How to Protect Yourself from ChatGPT Scams

As ChatGPT’s popularity grows, so does the potential for scammers to use AI to trick people into divulging personal information. ChatGPT offers scammers the ability to create craftier cons by using the AI to generate phishing emails, malicious code, fake websites, photos, videos and phone calls. For the rest of us, this means that we need to be more vigilant as scams become harder to identify.

In this blog, we’ll go over scams cybercriminals have crafted using ChatGPT and provide best practices on how to protect yourself and stay cyber safe online.

Brand Impersonation

Brand impersonation can take the form of cleverly crafted phishing emails or imitating a website from a well-known and trusted brand.

With phishing emails, the phish could be branded with the company’s logo and can contain a message nearly identical to one you might receive from that company. The scammer can easily copy the messaging from the real email and swap out the real link with a malicious one generated by ChatGPT.

OpenAI, the creators of ChatGPT, have tried to stop the generation of malicious code through ChatGPT. It should come as no surprise, however, that fraudsters have found a work-around and can trick the AI to generate malicious code.

By changing the URL parameter, cybercriminals are also able to create convincing fake websites that look nearly identical to the real thing. INKY recently posted to their blog a cyber-attack that used both a cleverly crafted brand impersonation phishing email and a fake website.

In this attack, the fraudsters were able to convince employees to follow a malicious link that appeared to come from the organization they worked for which led them to a site mimicking their own. When the employee tried to log in, they received an error message and their login information was stolen.

Fake Calls, Photos and Videos

ChatGPT also has the capability to craft fake phone calls, photos and videos that cybercriminals can use to trick people into thinking they are communicating with a real person representing a well-known brand or service provider.

A cybercriminal can use ChatGPT to craft a script or even make a phone call to manipulate someone into divulging their personal information.

Fraudsters can also use realistic looking photos and pose as a customer service representative to trick someone into providing their login credentials.

Additionally, with the help of ChatGPT, fraudsters can create fake videos impersonating high-ranking personnel asking employees to send personal information, money or other information to the cybercriminal.
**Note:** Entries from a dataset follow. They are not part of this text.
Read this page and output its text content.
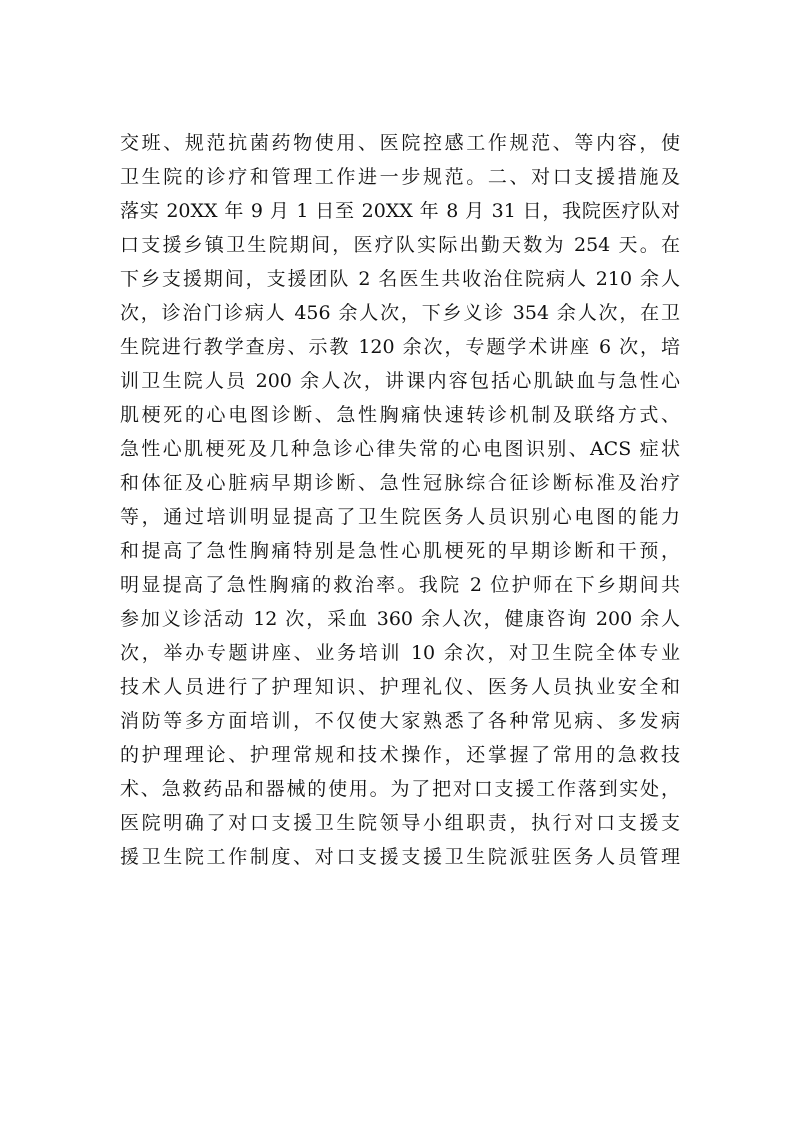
交班、规范抗菌药物使用、医院控感工作规范、等内容，使
卫生院的诊疗和管理工作进一步规范。二、对口支援措施及
落实 20XX 年 9 月 1 日至 20XX 年 8 月 31 日，我院医疗队对
口支援乡镇卫生院期间，医疗队实际出勤天数为 254 天。在
下乡支援期间，支援团队 2 名医生共收治住院病人 210 余人
次，诊治门诊病人 456 余人次，下乡义诊 354 余人次，在卫
生院进行教学查房、示教 120 余次，专题学术讲座 6 次，培
训卫生院人员 200 余人次，讲课内容包括心肌缺血与急性心
肌梗死的心电图诊断、急性胸痛快速转诊机制及联络方式、
急性心肌梗死及几种急诊心律失常的心电图识别、ACS 症状
和体征及心脏病早期诊断、急性冠脉综合征诊断标准及治疗
等，通过培训明显提高了卫生院医务人员识别心电图的能力
和提高了急性胸痛特别是急性心肌梗死的早期诊断和干预，
明显提高了急性胸痛的救治率。我院 2 位护师在下乡期间共
参加义诊活动 12 次，采血 360 余人次，健康咨询 200 余人
次，举办专题讲座、业务培训 10 余次，对卫生院全体专业
技术人员进行了护理知识、护理礼仪、医务人员执业安全和
消防等多方面培训，不仅使大家熟悉了各种常见病、多发病
的护理理论、护理常规和技术操作，还掌握了常用的急救技
术、急救药品和器械的使用。为了把对口支援工作落到实处，
医院明确了对口支援卫生院领导小组职责，执行对口支援支
援卫生院工作制度、对口支援支援卫生院派驻医务人员管理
To generate these scams, the fraudster uploads a script of what they want the photo to look like, or the person they are impersonating to say, and AI does the rest. It’s surprisingly simple.

The danger of these scams is that people are more likely to believe cybercriminals if it seems like they are communicating with a real person, or someone they know.

How to Protect Yourself

Organizational policies around ChatGPT are taking a while to roll out. This is especially true for larger organizations and enterprises where these types of changes take longer to implement due to their size and the number of policies involved.

Fortunately, to try and get ahead of the curve, many organizations have shared cautionary communications with their teams and have begun to educate their employees while more sophisticated internal policies are being implemented.

So, what can you do in the meantime?

1. Slow down. Consider the email, phone call or video you are being presented with. Ask yourself these questions:

a. Were you expecting it?

b. Is it from someone you know?

c. Is this how this person or organization usually communicates with me?

If you answer no to any of these questions, chances are someone is trying to scam you!

2. Investigate. If the email, phone call or video is from someone you know or a well-known brand, do some investigative work. Look at the following things:

a. If there is a link, hover over it. Compare it to the organization’s link from their website. Does it match?

b. Look at the sender’s email address and compare it to the organizational address or personal address (you may need to search for this information). Do the email addresses match?

c. When investigating a video, look at video quality and sizing. Is the quality the same as you would expect? Are the proportions correct?

If you answer “no” to any of these questions, chances are someone is trying to scam you!

3. If in doubt, reach out! If you’ve completed the first two steps and still aren’t sure, reach out to the person or brand through another method of communication to confirm that the request is legitimate. You can always go through the organization’s support process through their website directly to mitigate any fake websites as well.

4. Remember, you’re more likely to fall for a scam:

a. Early in the morning and late at night.

b. Working after hours or on vacation.

Avoid checking your email and responding to messages during these times as you aren’t as alert and are more likely to fall for a scam.